Students spend a tremendous amount of time online. According to a study conducted by Common Sense Media, teens spend an average of nine hours a day online. Tweens, children between the ages of 8 and 12 spend an average of six hours a day online. That in mind, Common Sense Media found that Black youth spend more time on all types of media as compared to other student populations. Black youth average around 11 hours and 10 minutes on media per day and while all teens are equally as likely to use social media, Black teens spend far more time doing so.
In an age where social media allows for youth to engage the gamut of internet content and form electronic communities, it is imperative that we are intentional about creating spaces where youth can post, repost, and celebrate positive school experiences that facilitate the development of positive identity formation, positive social narrative, and positive online community. This is increasingly important given that according to Desmond Patton, a Columbia University Professor and Social Scientist, “…media outlets have reported on a relatively new national phenomenon of Internet behavior in which individuals that are associated with gangs or neighborhood factions use social media sites such as Twitter, Facebook and YouTube to incite dares, trade insults or make threats of violence which may result in homicide or victimization.

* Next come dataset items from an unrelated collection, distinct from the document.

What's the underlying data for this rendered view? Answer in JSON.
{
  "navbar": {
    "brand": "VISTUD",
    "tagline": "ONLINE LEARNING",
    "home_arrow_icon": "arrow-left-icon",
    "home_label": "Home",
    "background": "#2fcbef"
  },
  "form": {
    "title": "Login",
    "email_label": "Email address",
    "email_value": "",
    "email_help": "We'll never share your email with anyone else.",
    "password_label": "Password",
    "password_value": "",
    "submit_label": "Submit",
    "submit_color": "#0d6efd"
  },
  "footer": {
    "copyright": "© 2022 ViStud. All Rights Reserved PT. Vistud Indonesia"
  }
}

We term this interaction internet banging.” With recent increases in online bullying and internet banging, the prospects of cultivating positive and promotive online spaces become invaluable.
The solution…Black Boys Shine is a campaign to illuminate the character and contributions of Black boys and men nationally and internationally via the creation and dispersing of positive, uplifting, and affirming online content. With a positive media presence on Facebook, Twitter, Instagram, Snapchat, and YouTube, Black Boys Shine is strategically position to partner with schools and/or districts in order to create student lead online spaces that foster developmentally appropriate and productive outcomes for students.